Alternative funding options for small businesses
If a personal loan doesn’t make sense for you, consider taking advantage of other small-business financing options.
Here are a few alternative ways to get financing for your business.
Small-business loans can help you purchase new equipment, expand your reach and stock your shelves. Small-business loans are generally available through brick-and-mortar banks, credit unions and online lenders. Be sure to have your business plan ready. Note that many lenders require a business to have a history of at least a year or two, and you must be able to show revenue.
If you’re unable to show revenue and credit history for your business, consider a personal loan instead. With Credible, you can easily compare rates from different lenders.
Many government organizations offer grants to help you start or grow your business. The primary benefit of grants is that you don’t have to repay them, like you do with loans. You may need to spend a fair amount of time researching various grants you’re eligible for, but the free injection of funds into your business is worth the extra effort. Begin your research on the Small Business Administration website, which provides many tools to find federal grants.

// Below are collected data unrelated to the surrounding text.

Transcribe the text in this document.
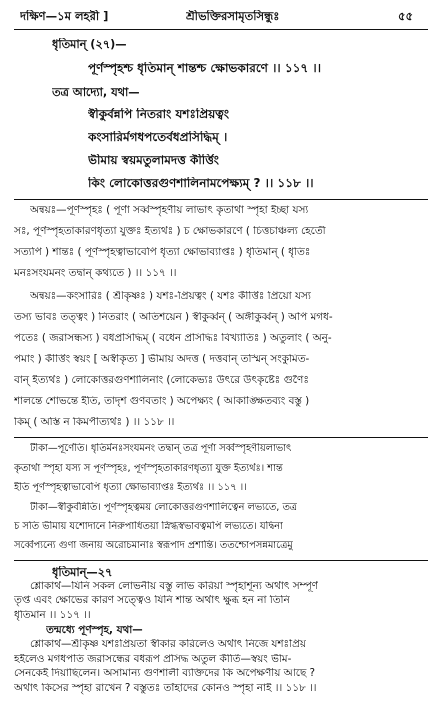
দক্ষিণ—১ম লহরী ]	শ্রীভক্তিরসামৃতসিন্ধুঃ	৫৫
ধৃতিমান্ (২৭)—
পূর্ণস্পৃহশ্চ ধৃতিমান্ শান্তশ্চ ক্ষোভকারণে ।। ১১৭ ।।
তত্র আদ্যো, যথা—
স্বীকুর্বন্নপি নিতরাং যশঃপ্রিয়ত্বং
কংসারির্মগধপতের্বধপ্রসিদ্ধিম্ ।
ভীমায় স্বয়মতুলামদত্ত কীর্ত্তিং
কিং লোকোত্তরগুণশালিনামপেক্ষ্যম্ ? ।। ১১৮ ।।
অন্বয়ঃ—পূর্ণস্পৃহঃ ( পূর্ণা সর্ব্বস্পৃহণীয় লাভাৎ কৃতার্থা স্পৃহা ইচ্ছা যস্য
সঃ, পূর্ণস্পৃহতাকারণধৃত্যা যুক্তঃ ইত্যর্থঃ ) চ ক্ষোভকারণে ( চিত্তচাঞ্চল্য হেতৌ
সত্যপি ) শান্তঃ ( পূর্ণস্পৃহত্বাভাবেপি ধৃত্যা ক্ষোভাব্যাপ্তঃ ) ধৃতিমান্ ( ধৃতিঃ
মনঃসংযমনং তদ্বান্ কথ্যতে ) ।। ১১৭ ।।
অন্বয়ঃ—কংসারিঃ ( শ্রীকৃষ্ণঃ ) যশঃ-প্রিয়ত্বং ( যশঃ কীর্ত্তিঃ প্রিয়ো যস্য
তস্য ভাবঃ তত্ত্বং ) নিতরাং ( অতিশয়েন ) স্বীকুর্ব্বন্ ( অঙ্গীকুর্ব্বন্ ) অপি মগধ-
পতেঃ ( জরাসন্ধস্য ) বধপ্রসিদ্ধিম্ ( বধেন প্রসিদ্ধিঃ বিখ্যাতিঃ ) অতুলাং ( অনু-
পমাং ) কীর্ত্তিং স্বয়ং [ অস্বীকৃত্য ] ভীমায় অদত্ত ( দত্তবান্ তস্মিন্ সংকুমিত-
বান্ ইত্যর্থঃ ) লোকোত্তরগুণশালিনাং (লোকেভ্যঃ উৎরে উৎকৃষ্টেঃ গুণৈঃ
শালন্তে শোভন্তে ইতি, তাদৃশ গুণবতাং ) অপেক্ষ্যং ( আকাঙ্ক্ষিতব্যং বস্তু )
কিম্ ( অস্তি ন কিমপীত্যর্থঃ ) ।। ১১৮ ।।
টীকা—পূর্ণেতি। ধৃতির্মনঃসংযমনং তদ্বান্ তত্র পূর্ণা সর্ব্বস্পৃহণীয়লাভাৎ
কৃতার্থা স্পৃহা যস্য স পূর্ণস্পৃহঃ, পূর্ণস্পৃহতাকারণধৃত্যা যুক্ত ইত্যর্থঃ। শান্ত
ইতি পূর্ণস্পৃহত্বাভাবেপি ধৃত্যা ক্ষোভাব্যাপ্তঃ ইত্যর্থঃ ।। ১১৭ ।।
টীকা—স্বীকুর্বন্নিতি। পূর্ণস্পৃহত্বময় লোকোত্তরগুণশালিত্বেন লভ্যতে, তত্র
চ সতি ভীমায় যশোদানে নিরুপাধিতয়া স্নিগ্ধস্বভাবত্বমপি লভ্যতে। যদ্বিনা
সর্ব্বেপ্যন্যে গুণা জনায় অরোচমানাঃ স্বরূপাদ প্রশান্তি। ততশ্চোপসন্নমাত্রেমু
ধৃতিমান্—২৭
শ্লোকার্থ—যিনি সকল লোভনীয় বস্তু লাভ করিয়া স্পৃহাশূন্য অর্থাৎ সম্পূর্ণ
তৃপ্ত এবং ক্ষোভের কারণ সত্ত্বেও যিনি শান্ত অর্থাৎ ক্ষুব্ধ হন না তিনি
ধৃতিমান ।। ১১৭ ।।
তন্মধ্যে পূর্ণস্পৃহ, যথা—
শ্লোকার্থ—শ্রীকৃষ্ণ যশঃপ্রিয়তা স্বীকার করিলেও অর্থাৎ নিজে যশঃপ্রিয়
হইলেও মগধপতি জরাসন্ধের বধরূপ প্রসিদ্ধ অতুল কীর্তি—স্বয়ং ভীম-
সেনকেই দিয়াছিলেন। অসামান্য গুণশালী ব্যক্তিদের কি অপেক্ষণীয় আছে ?
অর্থাৎ কিসের স্পৃহা রাখেন ? বস্তুতঃ তাঁহাদের কোনও স্পৃহা নাই ।। ১১৮ ।।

Outside investors, such as venture capital firms and angel investors, can help you launch and grow your business. Many entrepreneurs benefit from the mentorship they receive from investors with expertise, connections and experience reaching the highest levels of success.
Of course, investors are looking for financial rewards, and they’ll often only invest in companies with a clear advantage in the market. In exchange for their startup loan, they’ll typically expect part ownership in your company.
Business credit card
Business credit cards — especially those with a 0% introductory APR period — are a popular option to pay for business expenses. In this case, the cards can act as an interest-free loan during the promotional period.
You’ll generally need good credit to qualify for a business credit card, and these cards usually don’t carry high credit limits. Nevertheless, a business credit card may help you fund your new venture interest-free. Just make sure to pay off any balance in full before the promotional period ends, otherwise you’ll start accumulating interest on your business purchases at the card’s regular rate.
SBA loans or SBA microloans can help you start or grow your business with lower interest rates and low down payments. But the SBA doesn’t make small-business loans — it guarantees them through the U.S. Small Business Administration, an agency of the federal government.
The SBA guarantees a robust suite of small-business loans to assist business owners with varying needs. Just know that the application and approval processes can be pretty lengthy.
Many small businesses receive initial funding from crowdfunding websites. Successful crowdfunding campaigns can help you build customer contacts and collect buyer data.
Businesses that offer a unique product or service often have the most success. To gain traction and funding, you must dedicate yourself to marketing on multiple platforms. Note that crowdfunding involves many people, which can lead to unpredictable outcomes. Experts advise getting help from an experienced partner who can foresee potential problems.